En définitive, le métavers, tout comme le reste des dispositifs numériques dans lesquels la société actuelle est immergée, doit être consommé en toute conscience de ses dangers potentiels, afin d’en extraire uniquement le meilleur.

Mais sommes nous suffisamment sensibilisés aux potentiels risques et dérives de ces pratiques, mais aussi des technologies elles-mêmes?

Glossaire

NTF
Un NFT, ou non fungible token, est un jeton unique certifiant à son détenteur la propriété d’un bien numérique (objet de collection, item d’un jeu vidéo, œuvre d’art numérique, etc.) ou physique (œuvre d’art, immobilier et bien d’autres).

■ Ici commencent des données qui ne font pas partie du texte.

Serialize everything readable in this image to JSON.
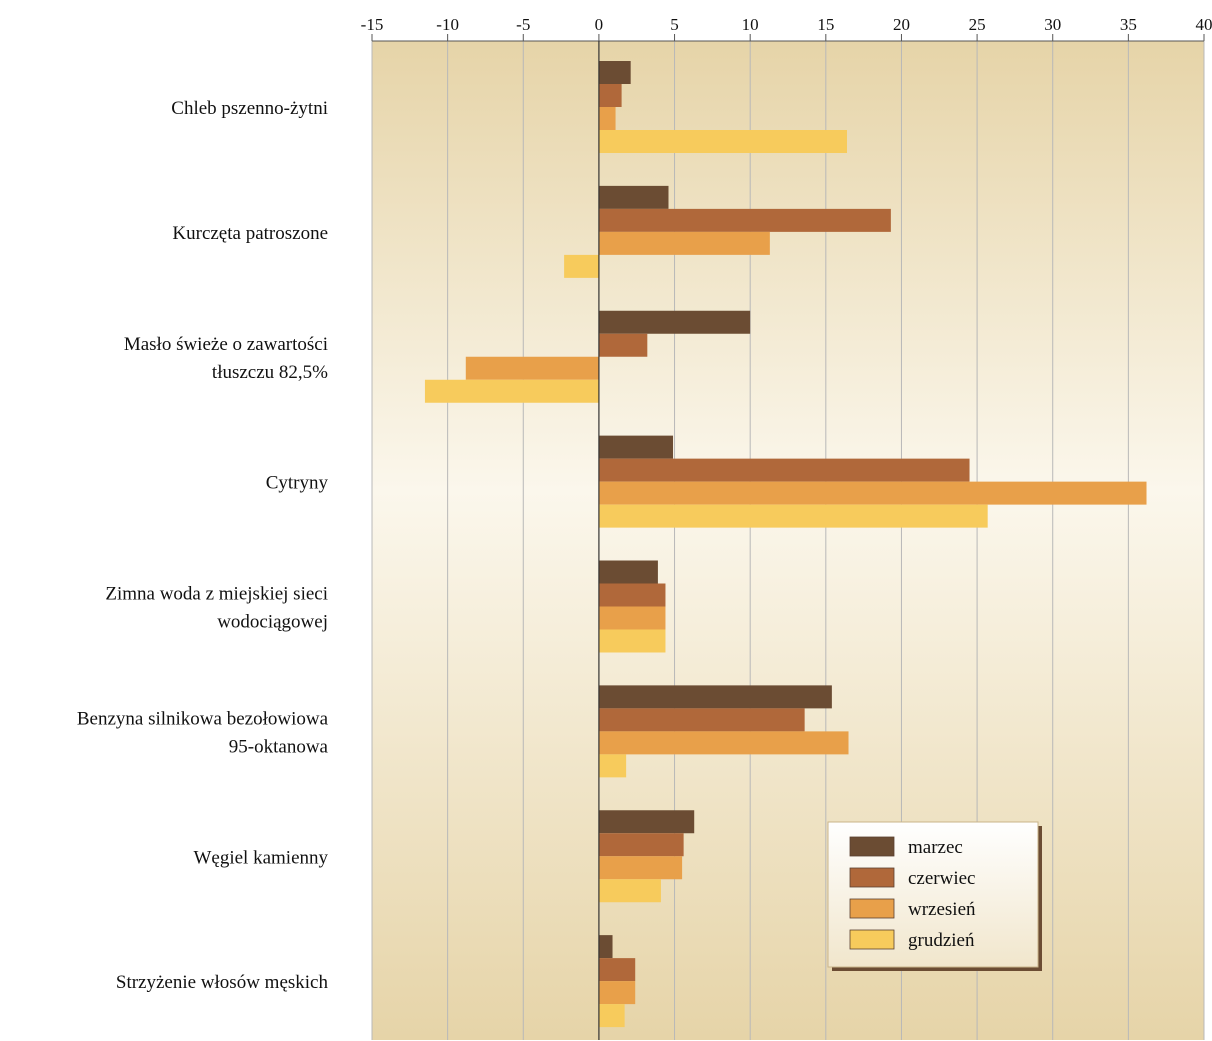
{
  "chart_data": {
    "type": "bar",
    "orientation": "horizontal",
    "categories": [
      [
        "Chleb pszenno-żytni"
      ],
      [
        "Kurczęta patroszone"
      ],
      [
        "Masło świeże o zawartości",
        "tłuszczu 82,5%"
      ],
      [
        "Cytryny"
      ],
      [
        "Zimna woda z miejskiej sieci",
        "wodociągowej"
      ],
      [
        "Benzyna silnikowa bezołowiowa",
        "95-oktanowa"
      ],
      [
        "Węgiel kamienny"
      ],
      [
        "Strzyżenie włosów męskich"
      ]
    ],
    "series": [
      {
        "name": "marzec",
        "color": "#6B4C33",
        "values": [
          2.1,
          4.6,
          10.0,
          4.9,
          3.9,
          15.4,
          6.3,
          0.9
        ]
      },
      {
        "name": "czerwiec",
        "color": "#B0683A",
        "values": [
          1.5,
          19.3,
          3.2,
          24.5,
          4.4,
          13.6,
          5.6,
          2.4
        ]
      },
      {
        "name": "wrzesień",
        "color": "#E8A04A",
        "values": [
          1.1,
          11.3,
          -8.8,
          36.2,
          4.4,
          16.5,
          5.5,
          2.4
        ]
      },
      {
        "name": "grudzień",
        "color": "#F7CB5C",
        "values": [
          16.4,
          -2.3,
          -11.5,
          25.7,
          4.4,
          1.8,
          4.1,
          1.7
        ]
      }
    ],
    "xlim": [
      -15,
      40
    ],
    "ticks": [
      "-15",
      "-10",
      "-5",
      "0",
      "5",
      "10",
      "15",
      "20",
      "25",
      "30",
      "35",
      "40"
    ],
    "tick_values": [
      -15,
      -10,
      -5,
      0,
      5,
      10,
      15,
      20,
      25,
      30,
      35,
      40
    ],
    "xlabel": "",
    "ylabel": "",
    "title": "",
    "grid": true,
    "axis_position": "top",
    "legend_position": "lower-right"
  }
}
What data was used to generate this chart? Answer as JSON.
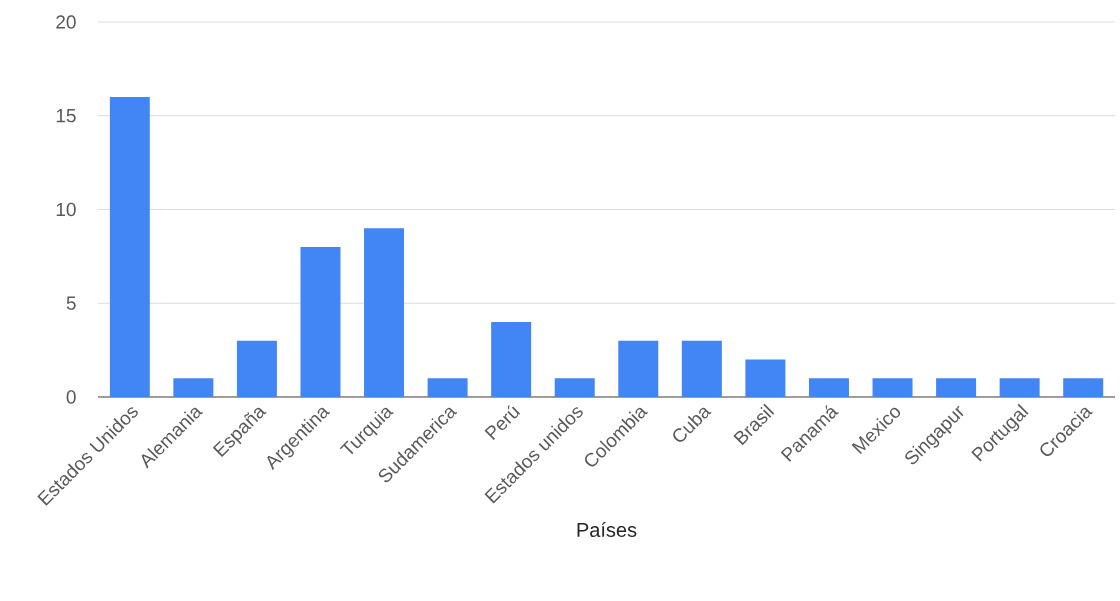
{
  "chart_data": {
    "type": "bar",
    "xlabel": "Países",
    "categories": [
      "Estados Unidos",
      "Alemania",
      "España",
      "Argentina",
      "Turquia",
      "Sudamerica",
      "Perú",
      "Estados unidos",
      "Colombia",
      "Cuba",
      "Brasil",
      "Panamá",
      "Mexico",
      "Singapur",
      "Portugal",
      "Croacia"
    ],
    "values": [
      16,
      1,
      3,
      8,
      9,
      1,
      4,
      1,
      3,
      3,
      2,
      1,
      1,
      1,
      1,
      1
    ],
    "color": "#4285f4",
    "ylim": [
      0,
      20
    ],
    "yticks": [
      0,
      5,
      10,
      15,
      20
    ],
    "grid": "y"
  }
}
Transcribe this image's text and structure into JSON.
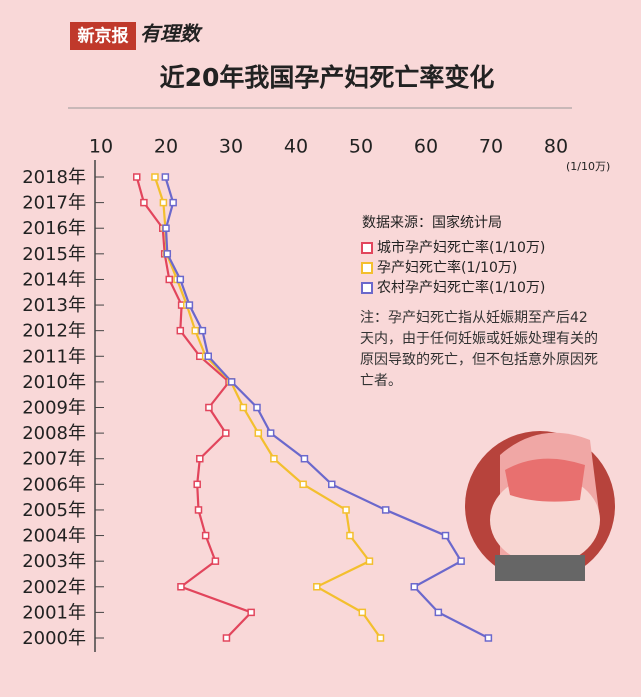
{
  "brand": "新京报",
  "logo": "有理数",
  "chart_data": {
    "type": "line",
    "title": "近20年我国孕产妇死亡率变化",
    "x_unit": "(1/10万)",
    "source": "数据来源：国家统计局",
    "note": "注：孕产妇死亡指从妊娠期至产后42天内，由于任何妊娠或妊娠处理有关的原因导致的死亡，但不包括意外原因死亡者。",
    "categories": [
      "2018年",
      "2017年",
      "2016年",
      "2015年",
      "2014年",
      "2013年",
      "2012年",
      "2011年",
      "2010年",
      "2009年",
      "2008年",
      "2007年",
      "2006年",
      "2005年",
      "2004年",
      "2003年",
      "2002年",
      "2001年",
      "2000年"
    ],
    "xlim": [
      10,
      80
    ],
    "xticks": [
      10,
      20,
      30,
      40,
      50,
      60,
      70,
      80
    ],
    "series": [
      {
        "name": "城市孕产妇死亡率(1/10万)",
        "color": "#e2455c",
        "values": [
          15.5,
          16.6,
          19.5,
          19.8,
          20.5,
          22.4,
          22.2,
          25.2,
          29.7,
          26.6,
          29.2,
          25.2,
          24.8,
          25.0,
          26.1,
          27.6,
          22.3,
          33.1,
          29.3
        ]
      },
      {
        "name": "孕产妇死亡率(1/10万)",
        "color": "#f3bf2e",
        "values": [
          18.3,
          19.6,
          19.9,
          20.1,
          21.7,
          23.2,
          24.5,
          26.1,
          30.0,
          31.9,
          34.2,
          36.6,
          41.1,
          47.7,
          48.3,
          51.3,
          43.2,
          50.2,
          53.0
        ]
      },
      {
        "name": "农村孕产妇死亡率(1/10万)",
        "color": "#6b68cc",
        "values": [
          19.9,
          21.1,
          20.0,
          20.2,
          22.2,
          23.6,
          25.6,
          26.5,
          30.1,
          34.0,
          36.1,
          41.3,
          45.5,
          53.8,
          63.0,
          65.4,
          58.2,
          61.9,
          69.6
        ]
      }
    ]
  }
}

Ils sont dit non fongibles car ils sont uniques, indivisibles et identifiables.

CRYPTOMONNAIE
La cryptomonnaie est un outil numérique de transfert de valeur de pair à pair (P2P), sécurisé par la cryptographie. Son registre de transactions est consigné dans une blockchain, et mis à jour par les détenteurs d’une monnaie Elles utilisent un système décentralisé pour enregistrer les transactions et émettre de nouvelles unités.

DAO
Un DAO (Decentralized Autonomous Organization), est une entité sans direction centrale qui fonctionne sur une blockchain. Les décisions sont prises par une communauté grâce à un système de vote électronique et un ensemble de règles définies. Il fonctionne à l’aide de contrats intelligents, qui sont essentiellement des morceaux de code qui s’exécutent automatiquement lorsqu’un ensemble de critères sont remplis.

EDGE COMPUTING
L’Edge Computing consiste à effectuer le traitement des données au plus près de leur source, plutôt que de les envoyer dans un centre de données centralisé ou dans un cloud. En plus de réduire les temps de réponse par un traitement de données plus rapide, il renforce leur confidentialité et leur sécurité en les gardant sur les serveurs locaux.

WEB 1.0 = WEB statique
Le Web 1.0 est la première phase du web, inventé par Sir Tim Berners-Lee en 1990 . Il est surnommé le « web passif » car il ne propose aucune interactivité et les pages sont statiques . Le contenu est à sens unique et l’utilisateur n’en est qu’un simple lecteur . Le but de son créateur était de connecter les informations et de les rendre accessibles à tous .

WEB 2.0 = WEB social
Le Web 2.0 est caractérisé par plus de simplicité et d’interactivité. Cela concerne en particulier les interfaces et les échanges permettant aux internautes ayant peu de connaissances techniques de s’approprier des fonctionnalités du Web . Ils peuvent contribuer à l’échange d’informations et interagir de façon simple, à la fois au niveau du contenu et de la structure des pages, et entre eux.

WEB 3.0 = WEB sémantique
Le Web sémantique vise à structurer et enrichir les données et les contenus des pages Web avec des métadonnées interprétables par les machines. Le but est de faciliter et d’optimiser l’échange, l’intégration et la réutilisation des informations sur le Web. Il offre un accès plus facile aux informations pertinentes, ainsi qu’une meilleure compréhension des données

WEB 3 = WEB décentralisé
Le Web3 est un internet décentralisé exploitant la technologie des blockchain, assurant plus de confidentialité et un meilleur contrôle de ses données personnelles par l’internaute.